As a tuition voucher, the Nuri Curriculum provided KRW 200,000 (approximately US$200) per month in 2012, which will be increased to KRW 300,000 (approximately US$300) per month by 2016. The tuition subsidy is given directly to the service provider by the local department of education once a child enrolls in the institution. Parents pay the difference between the government subsidy and the tuition. As of 2013, over 91.49 percent of all children aged 3 to 5 years, in both kindergartens and childcare centers, were covered by the policy.

For kindergartens and childcare centers, implementation of the Nuri Curriculum means increased government regulation. The government tuition subsidy goes directly to the service provider, who has to provide three to five hours education/care based on the Nuri Curriculum in the morning. Government inspection, through evaluation, controls the implementation of the curriculum. In addition, in order to improve the financial transparency of private kindergartens and childcare centers, financial regulation is being introduced.

As the curriculum has become universal, institutions competitively provide tuition-based extracurricular activity classes in the afternoon in order to attract parents who might otherwise send their children to private tutors in the afternoon. Although the afternoon class is optional, the increased tuition burdens parents and defeats the purpose of the subsidy.

Equity in terms of quality remains unresolved. Even with a common curriculum, teachers who implement it vary in their training and qualifications. The gap is most salient between kindergartens and childcare centers as well as between public and private institutions. While kindergarten teachers are well educated, those in childcare are generally educated at a lower level; a kindergarten teacher certificate is obtained from the Department of Early Childhood Education at colleges authorized by the Ministry of Education. However, a childcare teacher certificate can be acquired through various routes, including community colleges, professional training institutions, and cyber courses by obtaining 51 credit hours, as listed in the law. Kindergarten teachers need to major in early childhood education or child studies, while childcare teachers do not necessarily need to major in early childhood education.

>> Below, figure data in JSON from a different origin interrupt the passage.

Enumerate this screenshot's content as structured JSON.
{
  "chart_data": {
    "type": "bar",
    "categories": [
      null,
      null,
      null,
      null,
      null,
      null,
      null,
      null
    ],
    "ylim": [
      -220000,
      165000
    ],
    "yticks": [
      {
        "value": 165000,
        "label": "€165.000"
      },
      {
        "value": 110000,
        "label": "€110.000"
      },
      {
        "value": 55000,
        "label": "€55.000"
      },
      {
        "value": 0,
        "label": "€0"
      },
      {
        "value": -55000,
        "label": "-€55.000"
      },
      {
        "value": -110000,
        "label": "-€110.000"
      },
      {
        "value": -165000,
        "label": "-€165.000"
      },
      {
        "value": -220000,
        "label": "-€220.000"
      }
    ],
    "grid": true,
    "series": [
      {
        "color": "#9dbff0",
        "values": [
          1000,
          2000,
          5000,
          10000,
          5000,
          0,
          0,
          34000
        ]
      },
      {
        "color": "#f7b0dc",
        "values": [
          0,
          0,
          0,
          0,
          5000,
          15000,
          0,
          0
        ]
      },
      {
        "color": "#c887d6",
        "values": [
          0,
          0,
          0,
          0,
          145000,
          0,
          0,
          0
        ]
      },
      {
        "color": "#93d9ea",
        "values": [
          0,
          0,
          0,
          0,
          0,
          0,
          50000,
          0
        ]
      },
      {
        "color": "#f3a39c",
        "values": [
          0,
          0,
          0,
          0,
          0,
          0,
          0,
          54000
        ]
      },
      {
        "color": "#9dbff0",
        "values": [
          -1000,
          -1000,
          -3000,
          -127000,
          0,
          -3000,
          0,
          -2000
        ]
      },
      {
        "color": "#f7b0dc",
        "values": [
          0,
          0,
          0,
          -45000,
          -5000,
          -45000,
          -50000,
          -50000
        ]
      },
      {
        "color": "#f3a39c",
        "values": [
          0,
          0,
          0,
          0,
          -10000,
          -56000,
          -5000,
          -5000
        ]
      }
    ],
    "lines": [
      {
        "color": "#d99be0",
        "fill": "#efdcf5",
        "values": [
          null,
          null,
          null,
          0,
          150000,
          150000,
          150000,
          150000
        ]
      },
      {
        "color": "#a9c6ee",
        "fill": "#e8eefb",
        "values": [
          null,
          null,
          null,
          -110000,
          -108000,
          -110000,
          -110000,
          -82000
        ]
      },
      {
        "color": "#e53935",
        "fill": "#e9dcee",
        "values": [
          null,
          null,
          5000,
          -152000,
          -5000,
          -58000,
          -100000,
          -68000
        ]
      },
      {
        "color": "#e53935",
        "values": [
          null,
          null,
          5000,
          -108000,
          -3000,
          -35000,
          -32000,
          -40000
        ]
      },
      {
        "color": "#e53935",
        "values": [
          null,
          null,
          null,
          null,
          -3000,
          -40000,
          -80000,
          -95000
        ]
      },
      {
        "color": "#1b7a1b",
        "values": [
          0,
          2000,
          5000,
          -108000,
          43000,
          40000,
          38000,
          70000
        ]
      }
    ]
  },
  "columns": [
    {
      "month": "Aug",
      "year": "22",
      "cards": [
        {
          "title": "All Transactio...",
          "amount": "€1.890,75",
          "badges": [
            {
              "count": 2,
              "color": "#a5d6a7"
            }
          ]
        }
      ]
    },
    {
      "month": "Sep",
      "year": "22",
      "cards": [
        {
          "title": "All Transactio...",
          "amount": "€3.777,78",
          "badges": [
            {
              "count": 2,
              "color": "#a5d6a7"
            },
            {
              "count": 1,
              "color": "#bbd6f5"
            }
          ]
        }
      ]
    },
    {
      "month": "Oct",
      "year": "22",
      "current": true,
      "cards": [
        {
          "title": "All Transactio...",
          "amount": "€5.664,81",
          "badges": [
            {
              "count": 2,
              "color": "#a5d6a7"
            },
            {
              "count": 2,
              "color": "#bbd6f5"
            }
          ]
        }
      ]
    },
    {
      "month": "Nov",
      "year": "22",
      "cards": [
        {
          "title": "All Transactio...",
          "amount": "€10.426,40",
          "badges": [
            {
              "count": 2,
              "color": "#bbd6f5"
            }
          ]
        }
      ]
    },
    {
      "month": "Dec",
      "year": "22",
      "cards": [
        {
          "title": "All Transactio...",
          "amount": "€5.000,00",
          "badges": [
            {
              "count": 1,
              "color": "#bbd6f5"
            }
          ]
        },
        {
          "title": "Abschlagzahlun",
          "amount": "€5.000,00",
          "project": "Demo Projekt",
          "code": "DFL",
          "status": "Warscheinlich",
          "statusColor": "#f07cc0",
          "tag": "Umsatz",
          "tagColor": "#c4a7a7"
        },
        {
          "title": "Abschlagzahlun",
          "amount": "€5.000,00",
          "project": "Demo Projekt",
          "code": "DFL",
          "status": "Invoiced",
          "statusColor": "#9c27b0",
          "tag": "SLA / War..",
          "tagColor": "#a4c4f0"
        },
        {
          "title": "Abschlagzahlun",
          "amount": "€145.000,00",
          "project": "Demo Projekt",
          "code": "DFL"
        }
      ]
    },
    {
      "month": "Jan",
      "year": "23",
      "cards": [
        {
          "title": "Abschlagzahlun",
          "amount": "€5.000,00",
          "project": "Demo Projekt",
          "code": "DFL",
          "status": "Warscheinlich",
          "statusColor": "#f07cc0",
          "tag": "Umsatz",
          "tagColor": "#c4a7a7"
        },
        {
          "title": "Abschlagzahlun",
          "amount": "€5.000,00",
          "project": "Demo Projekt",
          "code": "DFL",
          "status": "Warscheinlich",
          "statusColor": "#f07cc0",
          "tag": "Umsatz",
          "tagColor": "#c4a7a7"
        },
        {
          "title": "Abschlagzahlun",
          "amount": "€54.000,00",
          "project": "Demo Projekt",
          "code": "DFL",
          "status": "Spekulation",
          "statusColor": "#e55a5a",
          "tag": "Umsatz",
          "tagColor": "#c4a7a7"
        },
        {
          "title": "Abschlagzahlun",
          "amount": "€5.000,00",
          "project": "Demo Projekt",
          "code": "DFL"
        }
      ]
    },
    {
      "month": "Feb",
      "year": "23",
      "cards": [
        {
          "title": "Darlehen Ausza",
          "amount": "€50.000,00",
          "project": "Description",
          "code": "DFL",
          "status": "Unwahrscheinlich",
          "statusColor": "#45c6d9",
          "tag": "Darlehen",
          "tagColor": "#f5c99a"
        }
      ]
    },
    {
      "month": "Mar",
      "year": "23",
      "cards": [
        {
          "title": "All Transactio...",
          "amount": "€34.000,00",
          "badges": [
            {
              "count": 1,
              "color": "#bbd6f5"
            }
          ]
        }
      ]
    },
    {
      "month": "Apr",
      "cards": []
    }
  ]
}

Therefore, even though contemporary Korean ECEC reforms, such as the Nuri Curriculum, aim to improve the quality of ECEC services and to ensure all children a fair start in their early learning experiences, critical issues of equity and accessibility need to be worked on further.

Critical Reflections on the Stories from East Asia: Ways of Problematizing and Rethinking Education as Investment Narratives

In the quest for quality provision of ECEC, issues concerning affordability, accessibility, and accountability have become global concerns. Currently, the governments in all of the East Asian countries discussed above face similar sociocultural and economic challenges. The governments in Hong Kong, Taiwan, and Korea have come to an interesting synchronization in their efforts to improve their ECEC systems by subscribing to a neoliberal imaginary in the name of increasing accessibility, promising affordability, and ensuring the quality of preschool education for all. Ball has pointed out that “education is just one manifestation of a global reworking of the economic, social, moral, and political foundations of public service provision and the development of new kinds of political responses to social disadvantage” (2012, p. 15). Thus, our collective critical analyses and reflections on the stories from Hong Kong, Taiwan, and Korea are to understand how neoliberal logic is at play to fabricate social imaginaries through a dominant reform narrative of ECEC as investment in East Asia.